Contaba con una enorme ventana que permitía ver la calle, el jardín y una parte
de la techumbre enlosada de la sala, de donde esbelto emergía el ducto blanco
de la chimenea, bellamente rematado con una caperuza de ladrillos rojos.
Pera, nada
tonta, se apropió enseguida de la segunda recámara en importancia, situada en
la parte superior del garaje, y de cuya ventana se veían también la calle, la
puerta de la reja, el camino de baldosas para que el auto entrara a la cochera,
un pedacito del jardín y el porche. Y Toñito…..pues se quedó con la recámara
más sencilla de las tres y cuya ventana sólo permitía ver el patio y estaba a
escasos centímetros del tramo superior de la escalera de caracol que conducía a
la azotea. De inmediato le surgió la idea (que claro está a nadie compartió) de
abrir la ventana, subirse al umbral de la misma, cogerse del dintel o de una
jamba, y extender al máximo un brazo y una pierna para alcanzar la escalera y
así llegar a la azotea.
Así lo
intentó más de una vez, hasta que logró agarrarse fuertemente de los barrotes
del pasamanos de la escalera, pero no así pudo descansar algún pie sobre los
escalones, por lo quedó bailoteando en el vacío, sintiendo que las manos se le
iban resbalando del hierro asido.
-¡Auxilio,
me caigo!, ¡ayúdenme, me voy a matar!, ¡por favorcito ayúdenme!, gritó
desesperado el infante, que veía cómo se iba despidiendo de este mundo sin que
nadie se diera cuenta.
-¡No te
sueltes, no te sueltes!......¡Ahí ‘tá!, ¡Ora sí, ya te pesqué!, fue lo único
que alcanzó a decir Juan, cuando con un salto rapidísimo y audaz de la ventana a la escalera, aseguró a Toñito
al pasarle el brazo izquierdo alrededor de su tronco, mientras que con la mano
derecha y sus dos largas piernas se sujetaba al caracol que parecía venirse
abajo con tanto movimiento brusco.

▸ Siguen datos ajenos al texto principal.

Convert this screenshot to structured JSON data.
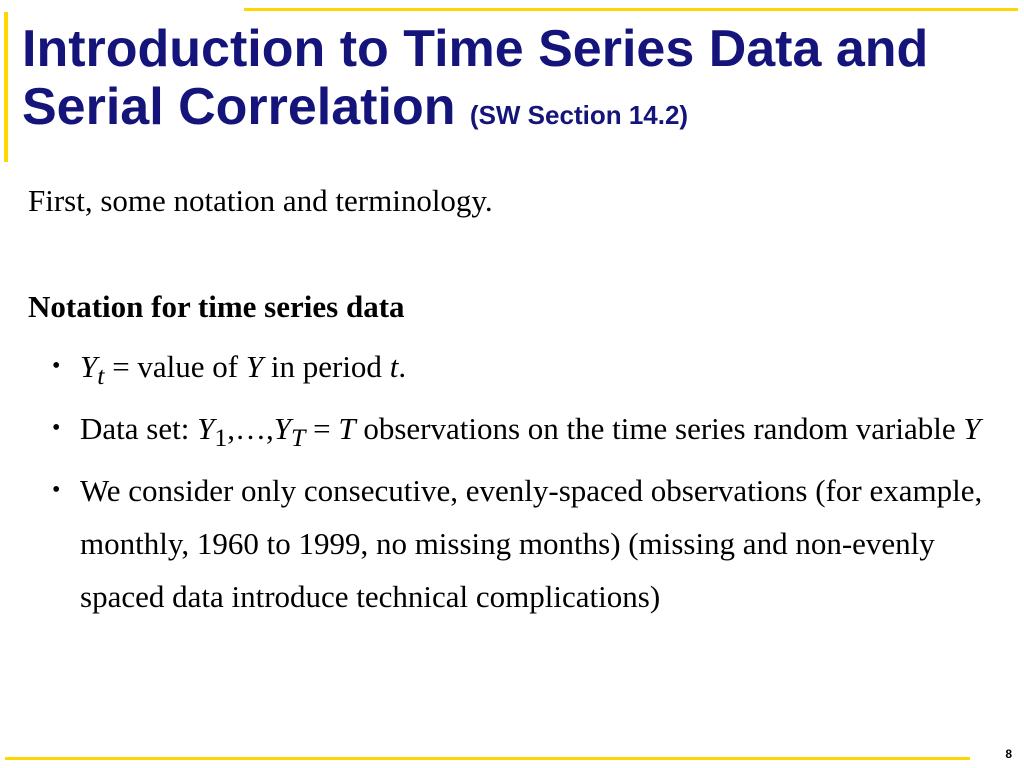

Toda la escalera sonaba y la pared en la que
estaba empotrada absorbía simultáneamente rechinidos y golpeteos que no cesaban
y ponían los pelos de punta a quienes presenciaron la escena: Jerónima y Pera.
-¡Ya verás,
escuincle del caramba!, ¡orita mismo le digo a la señora!, ¡oritita te va a ir
como en feria, canijo escuincle!, una Jerónima espantadísima y empalidecida le
advirtió al mocoso, quien ya al pie de la escalera recibía durísimos
coscorrones y pellizcos de la sirvienta, junto a los manotazos sin ton ni son
que su hermana, igualmente asustada, le propinaba a un ritmo vertiginoso.